Ethics in the kitchen
This year we’ve seen chefs really act on their ethical convictions. Last year Michael Cimarusti’s Dock to Dish program supporting locally caught, sustainable seafood in L.A. restaurants launched and this year Roy Choi opened LocoL, showing that chefs are considering both the ethics behind their products and the employee structure and pay scales at their restaurants. Whether it’s deciding to include a service charge to help provide medical insurance to staff, refusing to serve endangered bluefin tuna or choosing drought-resistant produce, chefs are using their positions more and more to make a difference in their industry.

Credit: Lochfoot Photo

Credit: Lochfoot Photo

Weed in your food
While the relationship between weed and food isn’t anything new, L.A. chefs have taken cannabis to a whole new level this year. Forget about hash brownies — you can now have a cannabis-infused fine-dining experience with weed-based dinner parties from classically trained chefs. And it’s not just in food — mixologists like Gracias Madre’s Jason Eisner are making the most of the ingredient with cannabis-infused and bong-smoked cocktails. And with the upcoming legalization of recreational marijuana, we’re sure this is only the beginning.

Takeout window at Leona in Venice; Credit: Jean Trinh

Takeout window at Leona in Venice; Credit: Jean Trinh

Popups and takeout windows
Whether a chef is unable to afford rent or wants to test a concept before asking for investments, the road to establishing a restaurant has changed a lot over this past year. Instead of going all in, a chef can test out a concept at a culinary incubator such as Unit 120 or Feastly to find his footing, rather than panicking and choosing the wrong partners or bleeding out all his cash; opening a small takeout window is also an increasingly popular option. Chefs also are using spaces for multiple “restaurants,” such as the lunchtime Cento pasta bar service at Birch that resets to Birch for dinner — meaning there’s even more room for experimenting than ever before.

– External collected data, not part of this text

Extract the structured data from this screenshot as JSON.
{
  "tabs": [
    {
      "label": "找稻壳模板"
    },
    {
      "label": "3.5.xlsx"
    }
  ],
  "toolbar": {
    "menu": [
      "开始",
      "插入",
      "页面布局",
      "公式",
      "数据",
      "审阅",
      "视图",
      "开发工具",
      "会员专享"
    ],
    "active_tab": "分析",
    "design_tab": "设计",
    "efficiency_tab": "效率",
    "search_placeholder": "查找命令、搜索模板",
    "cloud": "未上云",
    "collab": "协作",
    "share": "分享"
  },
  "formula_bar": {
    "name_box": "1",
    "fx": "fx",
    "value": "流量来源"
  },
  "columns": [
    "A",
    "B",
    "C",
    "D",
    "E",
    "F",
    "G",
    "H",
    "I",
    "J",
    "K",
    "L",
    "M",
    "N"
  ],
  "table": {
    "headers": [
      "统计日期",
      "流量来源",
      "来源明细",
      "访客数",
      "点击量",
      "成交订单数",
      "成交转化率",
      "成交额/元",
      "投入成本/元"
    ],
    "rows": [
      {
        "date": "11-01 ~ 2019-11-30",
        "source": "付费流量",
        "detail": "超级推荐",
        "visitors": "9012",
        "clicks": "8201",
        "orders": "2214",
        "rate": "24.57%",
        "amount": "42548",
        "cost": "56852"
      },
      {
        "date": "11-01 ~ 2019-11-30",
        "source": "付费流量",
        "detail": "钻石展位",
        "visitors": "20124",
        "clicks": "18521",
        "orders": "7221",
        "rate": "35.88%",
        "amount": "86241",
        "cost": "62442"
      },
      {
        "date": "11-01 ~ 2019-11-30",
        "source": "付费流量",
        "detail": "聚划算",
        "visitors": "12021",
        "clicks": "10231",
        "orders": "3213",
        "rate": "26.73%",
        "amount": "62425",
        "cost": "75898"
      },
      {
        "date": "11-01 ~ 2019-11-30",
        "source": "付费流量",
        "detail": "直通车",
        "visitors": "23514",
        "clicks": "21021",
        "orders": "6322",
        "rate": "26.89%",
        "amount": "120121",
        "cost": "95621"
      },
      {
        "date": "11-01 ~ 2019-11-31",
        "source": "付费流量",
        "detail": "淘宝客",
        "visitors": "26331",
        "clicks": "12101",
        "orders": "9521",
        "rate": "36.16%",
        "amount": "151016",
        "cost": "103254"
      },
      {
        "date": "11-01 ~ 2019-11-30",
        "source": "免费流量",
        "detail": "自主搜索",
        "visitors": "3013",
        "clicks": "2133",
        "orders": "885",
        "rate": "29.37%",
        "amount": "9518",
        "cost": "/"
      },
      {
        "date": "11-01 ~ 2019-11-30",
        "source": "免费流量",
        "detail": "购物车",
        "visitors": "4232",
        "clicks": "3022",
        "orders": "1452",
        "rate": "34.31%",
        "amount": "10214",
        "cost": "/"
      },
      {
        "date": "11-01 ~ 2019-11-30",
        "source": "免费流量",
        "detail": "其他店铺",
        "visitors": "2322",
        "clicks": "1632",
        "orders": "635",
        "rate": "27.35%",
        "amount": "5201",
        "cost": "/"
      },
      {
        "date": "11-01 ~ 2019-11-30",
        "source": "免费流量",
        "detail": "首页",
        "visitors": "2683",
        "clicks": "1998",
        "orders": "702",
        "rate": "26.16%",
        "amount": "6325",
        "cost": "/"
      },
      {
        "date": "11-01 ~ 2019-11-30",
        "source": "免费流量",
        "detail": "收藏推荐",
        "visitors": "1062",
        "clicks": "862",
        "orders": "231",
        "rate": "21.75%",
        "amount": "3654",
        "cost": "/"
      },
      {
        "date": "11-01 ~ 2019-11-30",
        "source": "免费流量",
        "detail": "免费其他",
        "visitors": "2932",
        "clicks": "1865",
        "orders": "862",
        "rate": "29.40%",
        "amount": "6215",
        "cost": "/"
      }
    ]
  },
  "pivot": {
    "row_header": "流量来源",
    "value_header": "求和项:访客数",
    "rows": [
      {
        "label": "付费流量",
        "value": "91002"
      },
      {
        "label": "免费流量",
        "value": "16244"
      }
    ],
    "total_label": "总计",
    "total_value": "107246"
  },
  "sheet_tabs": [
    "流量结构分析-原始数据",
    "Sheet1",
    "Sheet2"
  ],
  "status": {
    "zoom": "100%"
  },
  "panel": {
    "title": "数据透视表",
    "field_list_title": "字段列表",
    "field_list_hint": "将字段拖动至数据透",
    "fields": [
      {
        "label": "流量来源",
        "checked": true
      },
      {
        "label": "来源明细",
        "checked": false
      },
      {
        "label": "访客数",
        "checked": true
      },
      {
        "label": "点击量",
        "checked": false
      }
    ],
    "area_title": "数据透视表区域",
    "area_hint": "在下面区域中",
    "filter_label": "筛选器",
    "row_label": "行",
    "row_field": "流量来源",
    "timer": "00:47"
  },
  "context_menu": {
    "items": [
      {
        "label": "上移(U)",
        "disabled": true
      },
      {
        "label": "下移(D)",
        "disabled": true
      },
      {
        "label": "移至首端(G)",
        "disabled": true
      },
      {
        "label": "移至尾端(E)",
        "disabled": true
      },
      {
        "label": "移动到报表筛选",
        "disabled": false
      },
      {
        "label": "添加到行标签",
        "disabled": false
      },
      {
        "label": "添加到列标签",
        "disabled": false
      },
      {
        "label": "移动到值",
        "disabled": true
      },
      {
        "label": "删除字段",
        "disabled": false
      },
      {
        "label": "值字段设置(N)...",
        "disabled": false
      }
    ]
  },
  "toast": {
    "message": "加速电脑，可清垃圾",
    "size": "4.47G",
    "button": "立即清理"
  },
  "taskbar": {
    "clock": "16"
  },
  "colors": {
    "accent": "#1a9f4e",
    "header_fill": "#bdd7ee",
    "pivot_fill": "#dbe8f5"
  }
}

Crispy anchovies over black rice at RiceBar; Credit: Anne Fishbein

Crispy anchovies over black rice at RiceBar; Credit: Anne Fishbein

Bigger (and more delicious) fish selection
The average L.A. menu has finally begun to wean itself off of the omnipresent branzino and open itself up to all the other fish in the sea. Sardines, mackerel and other previously disregarded fish are having their moment on menus around the city. Considering so much of the ocean is overfished, this move toward oily little bottom-feeders is great for our hearts and our souls. And our futures.

Oxtail quesadillas make for very good drinking snacks.; Credit: Anne Fishbein

Oxtail quesadillas make for very good drinking snacks.; Credit: Anne Fishbein

Mexican food gets its due
After learning the ropes in culinary schools and famed kitchens around the country, a number of L.A.'s Mexican-American chefs are choosing to cook the food of their culture and experience as opposed to places with European-derived menus. The results are restaurants such as Ray Garcia's Broken Spanish, Carlos Salgado's Taco Maria and Wes Avila's Guerrilla Tacos. The mixture of their culinary experience with their cultural heritage and L.A.'s great produce results in something truly unique, a facet of Mexican cooking that L.A. hasn't much seen before. L.A. Weekly even wrote a huge feature on it. And just think, if they had stuck to what was safe, we'd never have Ray Garcia's chicharron or Wes Avila's foie gras taco.